HABER MERKEZİ- CHP İzmir Milletvekili Selin Sayek Böke ve CHP İstanbul Milletvekili İlhan Cihaner tarafından Kurultay öncesi delegelere, 'Kurultay ve gelecek için açık çağrı' başlığıyla yayınlanan metinde, olağanüstü koşullara uygun olağanüstü bir muhalefet örgütlenmesi gerektiğini belirtilerek, "Meclis’te aktif boykot, Meclis çalışmalarından çekilme ve benzeri demokratik araçlar parti kurullarında ciddi şekilde değerlendirilmeli" denildi.

gelecekicinbiz sitesinde yayınlanan ve CHP’nin kritik dönemeçlerdeki tavrının eleştirildiği açıklamada, Cumhurbaşkanlığı seçiminde aday belirlenmesinden, savaş tezkerelerine ilişkin tutuma, dokunulmazlıkların kaldırılması sürecindeki tavırdan, Yenikapı mitingine ilişkin tutumun ‘siyasetsizleşme sürecinin kalıcı bir politik çizgi ve yönetim tarzı hali’ olarak nitelendi.

'BU ÇÖKÜŞ TARİHSEL BİR FIRSAT YARATIYOR'

"Partimizin 36. Olağan Kurultayının delegelerine, tüm CHP üyelerine ve Türkiye’ye çağrımızdır; Geçmişi biz kurduk, geleceği de biz inşa edelim" ifadeleriyle başlayan çağrı metninde, "Devletler, sınırlar, kurumlar, kimlikler, değerler alt üst oluyor.
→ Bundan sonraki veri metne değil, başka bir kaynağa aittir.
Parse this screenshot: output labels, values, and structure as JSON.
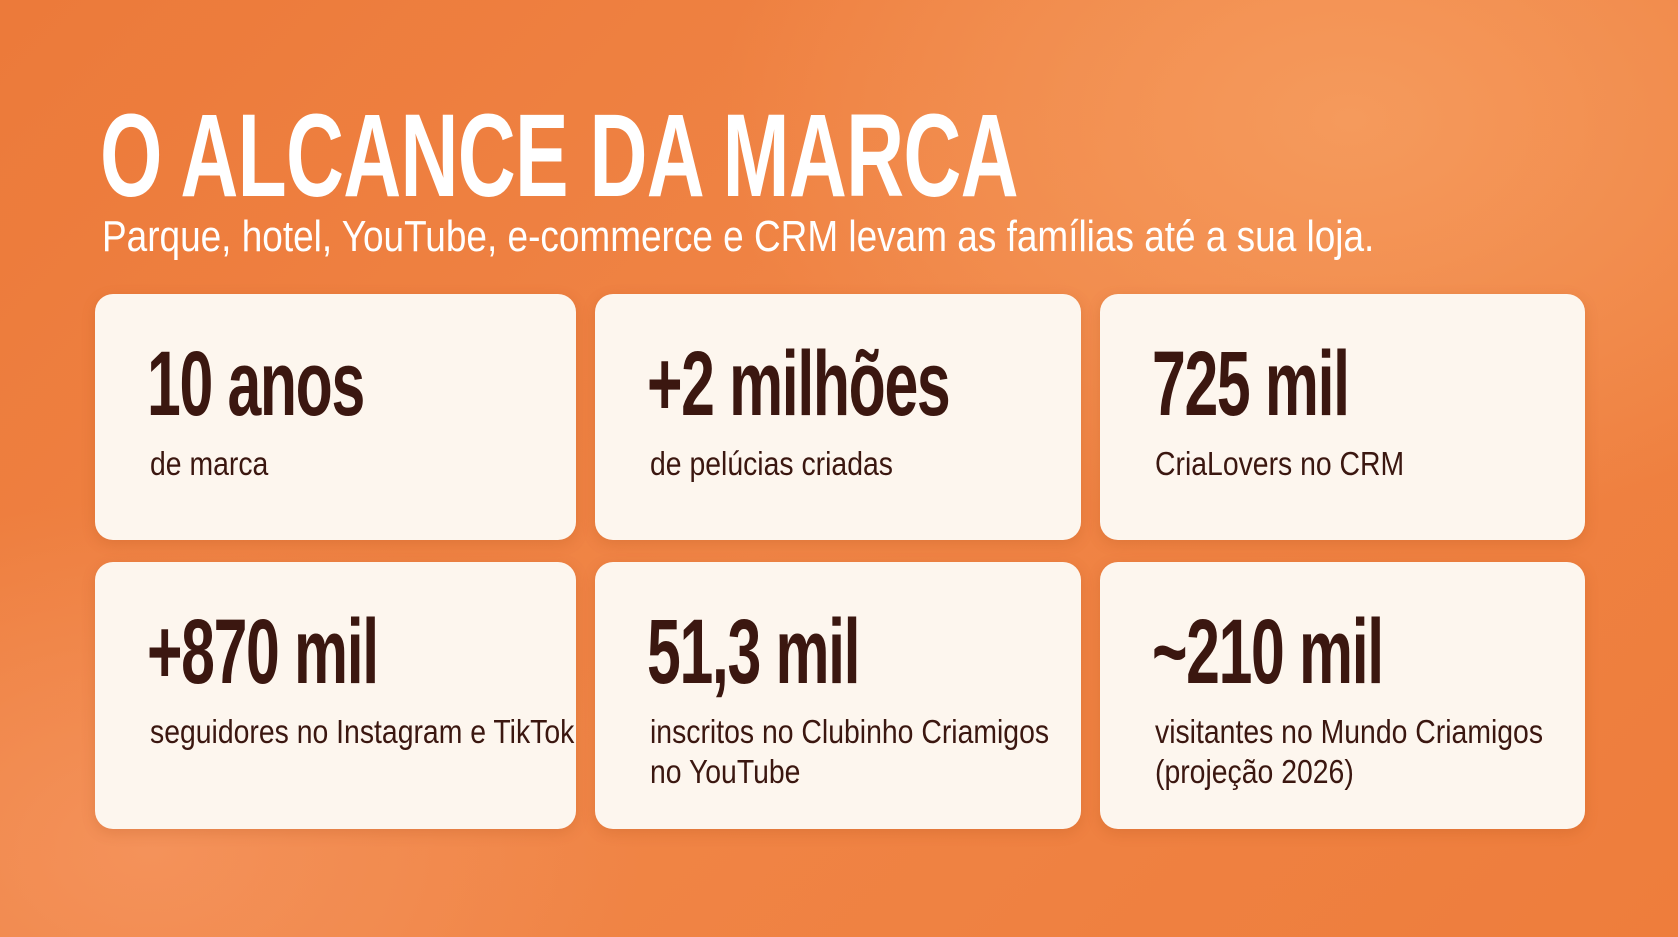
{
  "header": {
    "title": "O ALCANCE DA MARCA",
    "subtitle": "Parque, hotel, YouTube, e-commerce e CRM levam as famílias até a sua loja."
  },
  "cards": [
    {
      "value": "10 anos",
      "label_lines": [
        "de marca"
      ]
    },
    {
      "value": "+2 milhões",
      "label_lines": [
        "de pelúcias criadas"
      ]
    },
    {
      "value": "725 mil",
      "label_lines": [
        "CriaLovers no CRM"
      ]
    },
    {
      "value": "+870 mil",
      "label_lines": [
        "seguidores no Instagram e TikTok"
      ]
    },
    {
      "value": "51,3 mil",
      "label_lines": [
        "inscritos no Clubinho Criamigos",
        "no YouTube"
      ]
    },
    {
      "value": "~210 mil",
      "label_lines": [
        "visitantes no Mundo Criamigos",
        "(projeção 2026)"
      ]
    }
  ]
}
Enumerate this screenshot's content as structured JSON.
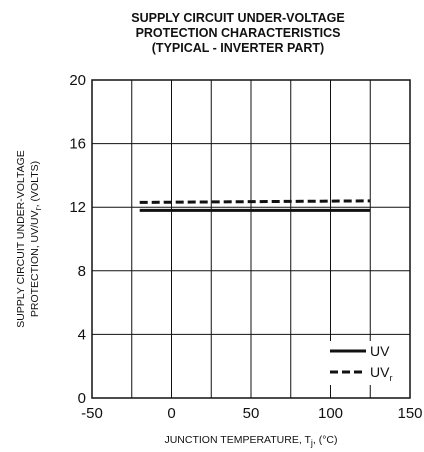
{
  "chart_data": {
    "type": "line",
    "title_lines": [
      "SUPPLY CIRCUIT UNDER-VOLTAGE",
      "PROTECTION CHARACTERISTICS",
      "(TYPICAL - INVERTER PART)"
    ],
    "xlabel": {
      "prefix": "JUNCTION TEMPERATURE, T",
      "subscript": "j",
      "suffix": ", (°C)"
    },
    "ylabel": {
      "line1": "SUPPLY CIRCUIT UNDER-VOLTAGE",
      "line2_prefix": "PROTECTION, UV/UV",
      "line2_subscript": "r",
      "line2_suffix": ", (VOLTS)"
    },
    "xlim": [
      -50,
      150
    ],
    "ylim": [
      0,
      20
    ],
    "x_ticks": [
      -50,
      0,
      50,
      100,
      150
    ],
    "y_ticks": [
      0,
      4,
      8,
      12,
      16,
      20
    ],
    "x_grid": [
      -25,
      0,
      25,
      50,
      75,
      100,
      125
    ],
    "y_grid": [
      4,
      8,
      12,
      16
    ],
    "grid": true,
    "legend_position": "bottom-right",
    "series": [
      {
        "name": "UV",
        "subscript": "",
        "style": "solid",
        "color": "#111111",
        "x": [
          -20,
          125
        ],
        "y": [
          11.8,
          11.8
        ]
      },
      {
        "name": "UV",
        "subscript": "r",
        "style": "dashed",
        "color": "#111111",
        "x": [
          -20,
          125
        ],
        "y": [
          12.3,
          12.4
        ]
      }
    ]
  }
}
Yeni dünya düzeni; şiddet, terörizm, göç, iklim değişikliği, artan eşitsizlikler, emeğin kazanılmış haklarının geriletilmesi, kimlik siyasetinin ön plana çıkmasıyla dönemimize damga vurdu. Ancak bu hegemonya çöküyor. Egemenler bu çöküşü, otoriter rejimler inşa ederek ve aşırı sağı güçlendirerek ertelemeye çalışıyor. Bir yandan da bu çöküş, ezilenlerin ve sömürülenlerin, sol değerler etrafında örgütlenmesiyle daha eşit, daha özgür, daha demokratik bir geleceğin kurulması için de tarihsel bir fırsat yaratıyor" denildi.

'BU REJİMİN VAADİ DAHA FAZLA BASKI, YOKSULLUK, SAVAŞ'

"Bugün Türkiye’nin karşı karşıya olduğu eşitsizlik ve adaletsizlikler, Saray Rejimi’nin dayattığı neoliberal ekonomi anlayışı ve din istismarcısı siyasal İslam’ın tekçi, baskıcı dayatmasından kaynaklanıyor" denilen açıklamada, artık yapısal sınırlarına dayanan bu rejimin Türkiye'ye vaadinin, daha fazla hukuksuzluk, daha fazla baskı, daha fazla yoksulluk ve savaş olduğu ifade edildi.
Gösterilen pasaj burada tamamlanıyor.